Pouvez-vous nous expliquer le nouveau rôle de l'archevêque métropolitain dans les enquêtes ?
"Le Saint-Siège, en confiant au Métropolite l'enquête préalable des signalements qui semblent avoir un certain fondement, implique et responsabilise l'Église locale. Comme toujours dans l'Église, on procède à des réformes et à des innovations importantes comme celle dont nous parlons, mais toujours dans la continuité de la tradition. Nous pouvons donc rappeler ici que ce nouveau mandat au Métropolite par le dicastère de la Curie romaine compétente de la phase d'enquête préalable s'inscrit d'une certaine manière dans une tradition du Saint-Siège qui envoie un évêque extérieur comme "visiteur apostolique" pour effectuer une enquête et des des vérifications au sein d'un diocèse. Enfin, je voudrais faire remarquer que si la figure du métropolite joue un rôle très important, et pour les signalements un rôle essentiel, dès lors qu'un métropolite particulier n'est pas apte à ouvrir une enquête (par exemple en cas de conflit d'intérêts), le dicastère compétent reste toujours libre de nommer une autre figure ecclésiastique".
Une dernière question : pouvez-vous nous expliquer le rôle des laïcs envisagé dans ce texte ?

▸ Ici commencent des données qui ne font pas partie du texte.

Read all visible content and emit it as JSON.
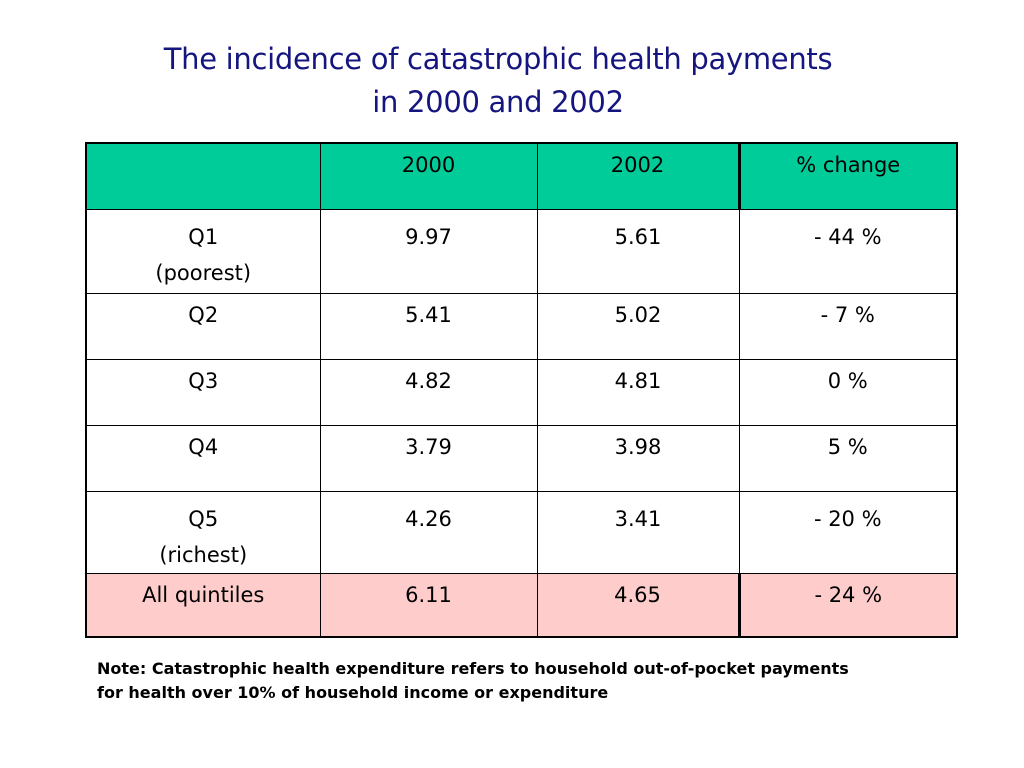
{
  "title": {
    "line1": "The incidence of catastrophic health payments",
    "line2": "in 2000 and 2002"
  },
  "table": {
    "headers": [
      "",
      "2000",
      "2002",
      "% change"
    ],
    "rows": [
      {
        "label": "Q1",
        "sublabel": "(poorest)",
        "v2000": "9.97",
        "v2002": "5.61",
        "change": "- 44 %"
      },
      {
        "label": "Q2",
        "sublabel": "",
        "v2000": "5.41",
        "v2002": "5.02",
        "change": "- 7 %"
      },
      {
        "label": "Q3",
        "sublabel": "",
        "v2000": "4.82",
        "v2002": "4.81",
        "change": "0 %"
      },
      {
        "label": "Q4",
        "sublabel": "",
        "v2000": "3.79",
        "v2002": "3.98",
        "change": "5 %"
      },
      {
        "label": "Q5",
        "sublabel": "(richest)",
        "v2000": "4.26",
        "v2002": "3.41",
        "change": "- 20 %"
      }
    ],
    "total": {
      "label": "All quintiles",
      "v2000": "6.11",
      "v2002": "4.65",
      "change": "- 24 %"
    }
  },
  "note": {
    "line1": "Note: Catastrophic health expenditure refers to household out-of-pocket payments",
    "line2": "for health over 10% of household income or expenditure"
  },
  "colors": {
    "title": "#15157f",
    "header_bg": "#00cc99",
    "total_bg": "#ffcccc"
  }
}
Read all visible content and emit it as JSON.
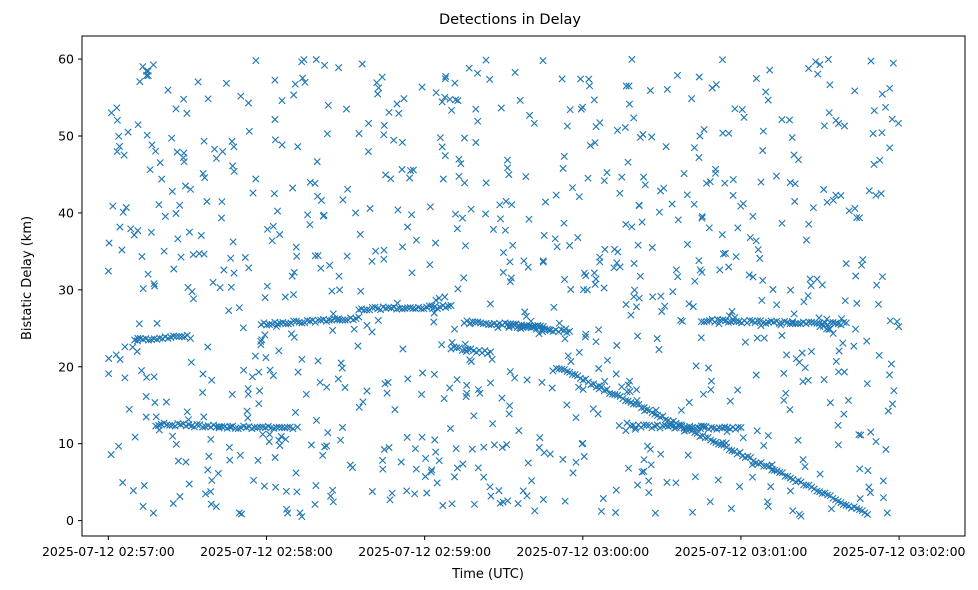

"Les enquêtes que nous menons concernent une collecte minutieuse d'informations sur des faits, souvent dans des circonstances difficiles, ce qui implique l'examen d'appareils électroniques, la consultation de psychologues et de médecins, ainsi qu'une connaissance spécifique du droit, etc. Il s'agit de matières et d'activités qui demandent des compétences et un professionnalisme exercés par des laïcs. Il n'y a donc aucune raison de les exclure d'un rôle important dans l'examen de ces questions. Parfois j'ai l'impression de percevoir une certaine "nervosité" chez quelques prêtres qui se sentent "mis à l'écart" à cause du rôle confié aux laïcs. Mais cette nervosité ne me semble pas justifiée. Naturellement, la responsabilité de la synthèse des résultats de l'enquête et d'exprimer un avis conclusif reste du ressort de l'évêque chargé de l'enquête".